Discussion in 'Journalism topics only' started by Small Town Guy, May 15, 2008.

  1. Mizzougrad96

    Mizzougrad96 Active Member

    Probably a safe bet... :D
     
  2. Joe Williams

    Joe Williams Well-Known Member

    They'll thank you more when you've transitioned to a more secure and more lucrative career.

    No offense intended, but every day you don't get out, it gets worse. And harder. Do you really trust the folks who own and run that place in particular, in bad biz overall, with your wife's, your child's and your mortgage's (?) future? Not everyone has Seifert's good fortune but everyone can take control of their working lives.

    From what I hear, the private-equity approach is even worse than the publicly held ownership model, because at least shareholders are relatively slow and lethargic in demanding their profits. Private-equity guys will cut and slash you like Russian mobsters to pocket an extra five bucks.
     
  3. Mizzougrad96

    Mizzougrad96 Active Member

    Another example of how the top one percent of our industry are in great shape and the rest of us are seriously fucked...
     
  4. Joe Williams

    Joe Williams Well-Known Member

    Ain't it the truth, Mizzou.
     
  5. Mizzougrad96

    Mizzougrad96 Active Member

    I talked to one of my former bosses a few days ago and he said, "There are two kinds of people left in the business, the ones who are totally fucked and the ones who are too delusional to know that they're totally fucked..."
     
  6. Joe Williams

    Joe Williams Well-Known Member

    Into which group would you put the poor saps who are just trying to make it to early retirement -- product, impact or job satisfaction be damned?

    Both?
     
  7. Mizzougrad96

    Mizzougrad96 Active Member

    It will not surprise me at all if in the next 2-3 years we just start seeing papers folding all over the place.
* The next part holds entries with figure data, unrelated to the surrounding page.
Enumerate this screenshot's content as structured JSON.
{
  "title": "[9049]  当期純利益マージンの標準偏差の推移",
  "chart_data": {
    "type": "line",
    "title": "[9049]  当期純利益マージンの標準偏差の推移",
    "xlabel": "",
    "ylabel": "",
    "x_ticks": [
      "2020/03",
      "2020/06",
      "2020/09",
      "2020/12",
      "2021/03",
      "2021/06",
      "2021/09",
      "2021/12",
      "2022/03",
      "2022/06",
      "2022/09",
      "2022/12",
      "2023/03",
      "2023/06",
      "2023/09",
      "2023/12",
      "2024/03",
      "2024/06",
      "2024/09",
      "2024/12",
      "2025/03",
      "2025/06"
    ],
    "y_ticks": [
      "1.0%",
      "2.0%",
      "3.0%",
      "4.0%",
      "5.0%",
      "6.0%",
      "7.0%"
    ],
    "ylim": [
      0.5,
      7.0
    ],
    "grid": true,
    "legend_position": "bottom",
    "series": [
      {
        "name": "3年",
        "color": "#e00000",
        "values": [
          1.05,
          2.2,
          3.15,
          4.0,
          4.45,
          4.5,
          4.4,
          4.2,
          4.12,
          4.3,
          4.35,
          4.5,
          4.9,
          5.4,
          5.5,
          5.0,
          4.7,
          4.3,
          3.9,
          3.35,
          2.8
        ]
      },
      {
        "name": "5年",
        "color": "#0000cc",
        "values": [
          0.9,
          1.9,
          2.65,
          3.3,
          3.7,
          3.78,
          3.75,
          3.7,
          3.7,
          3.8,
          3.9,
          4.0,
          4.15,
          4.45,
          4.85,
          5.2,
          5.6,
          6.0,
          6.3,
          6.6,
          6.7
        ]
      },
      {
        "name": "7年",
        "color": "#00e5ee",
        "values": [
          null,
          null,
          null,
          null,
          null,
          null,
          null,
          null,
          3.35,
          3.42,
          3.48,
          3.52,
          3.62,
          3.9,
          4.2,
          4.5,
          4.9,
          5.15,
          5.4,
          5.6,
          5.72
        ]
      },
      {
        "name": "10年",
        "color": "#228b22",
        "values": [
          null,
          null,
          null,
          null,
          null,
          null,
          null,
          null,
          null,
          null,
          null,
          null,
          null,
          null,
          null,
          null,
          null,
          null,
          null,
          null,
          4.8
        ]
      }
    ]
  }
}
    When is it going to get better?

    It's not.
     
  8. Joe Williams

    Joe Williams Well-Known Member

    Question for oldsters more veteran journos: Are pensions safe when a company goes under? I don't mean all the extra bennies, like health-care bridges to Medicare and stuff. I just mean the cold, hard cash that has been promised and projected.
     
  9. Small Town Guy

    Small Town Guy Well-Known Member

    They weren't safe for United. And this article, from 2005, said 20 companies had defaulted on pensions.

    http://www.washingtonpost.com/wp-dyn/content/article/2005/06/12/AR2005061201367.html
     
  10. goalmouth

    goalmouth Well-Known Member

    ESPN may be assembling a battalion of NFL writers, but with its NFL contract will they let them loose on the attack? Just wondering.
     
  11. Pancamo

    Pancamo Active Member

    Probably not but they will be able to report Johnny Jockstrap, an undrafted rookie out of Southwestern Shitsville State signed a one year deal and scroll it on from ESPN to ESPNU to ABC Family.
     
  12. SF_Express

    SF_Express Active Member

    I'm not going to take a lot of time looking it up right now, but I believe Congress and Bush put together a law a couple of years ago that protects pensions to at least some extent.